Enam bulan terakhir, ISIS telah menarik lusinan kelompok dari Algeria sampai Pakistan ke dalam genggamannya. Hal ini sangat bertolak dengan pencapaian Alqaidah, di mana mereka butuh waktu 10 tahun untuk akhirnya bisa merekrut afiliasi pertamanya, Kelompok Jihad Mesir, pada 1998.
Perkembangan ISIS tak berhenti sampai di situ, The New York Times melaporkan dalam bulan ini salah satu kelompok militant terkejam di Mesir, Ansar Beit al-Maqdis (ABM), telah menyatakan kesediaanya untuk bernaung di bawah ISIS. Kelompok ABM itu sendiri dipercaya memiliki andil dalam serangan di sebuah pos pemeriksaan polisi dekat Gaza bulan lalu, di mana serangan itu menewaskan 30 tentara Mesir.
Analis Keamanan Nasional CNN Peter Bergen dan Rekan Peneliti di New America Emily Schneider membuat suatu kesimpulan terkait hal yang membuat ISIS dengan mudah menyebar di negara-negara Muslim. Ternyata, Bergen dan Schneider menemukan satu jawaban sederhana. Alasan ISIS dengan mudah menyebar di negara-negara Muslim adalah karena ISIS berjaya dan makmur.

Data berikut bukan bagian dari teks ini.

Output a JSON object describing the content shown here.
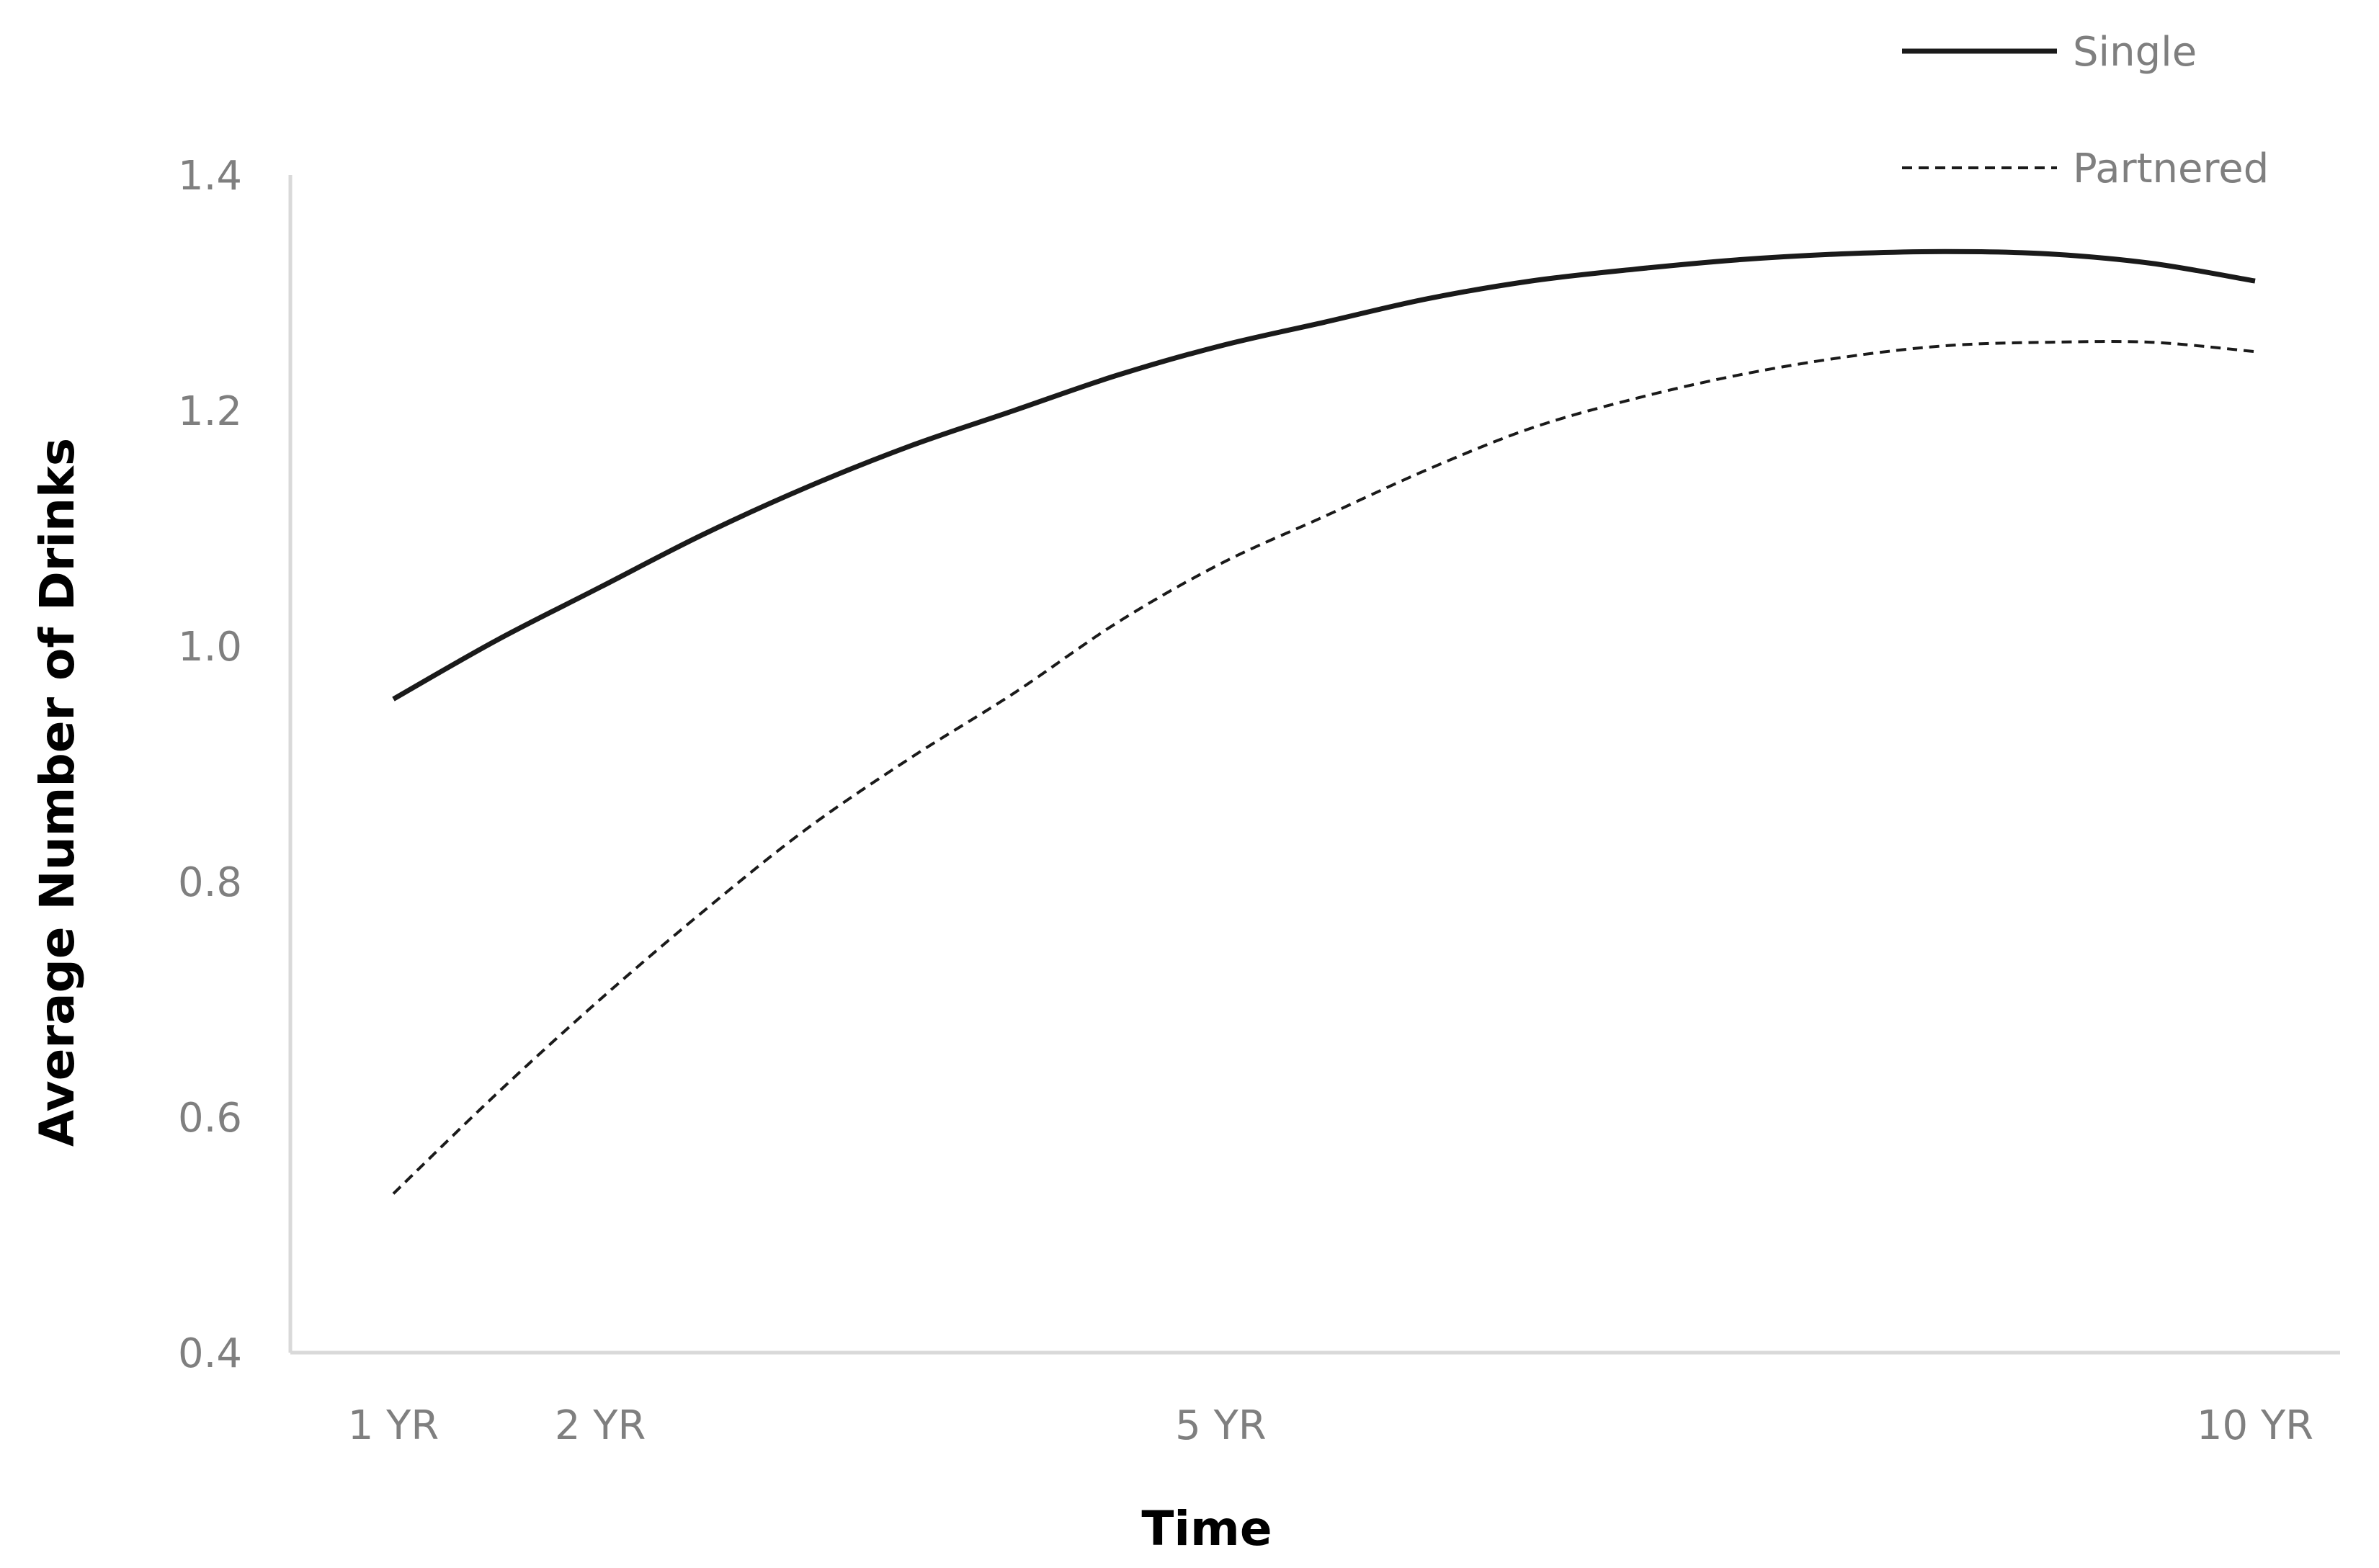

Salah satu indikatornya ialah penguasaan ISIS di Iraq dan Suriah yang begitu meluas. ISIS kini memegang kontrol yang besar dalam struktur pemerintahan kedua negara tersebut. ISIS mengganti pejabat-pejabat lokal dengan gubernur-gubernur ISIS yang berkontribusi di layanan sosial.
ISIS juga telah menguasai kota-kota yang memegang peranan penting dalam infrastruktur negara, termasuk bendungan dan sumber minyak. Hal ini membuat ISIS memiliki sumber pendanaan dan penghasilan yang cukup besar.
Melihat hal ini, bekerjasama dengan ISIS menjadi hal dapat dimengerti jika dilihat dari perspektif ekonomi kelompok-kelompok yang telah menyatakan bergabung dengan ISIS, terutama untuk kelompok-kelompok militan yang lebih kecil yang beroperasi di Suriah dan Iraq.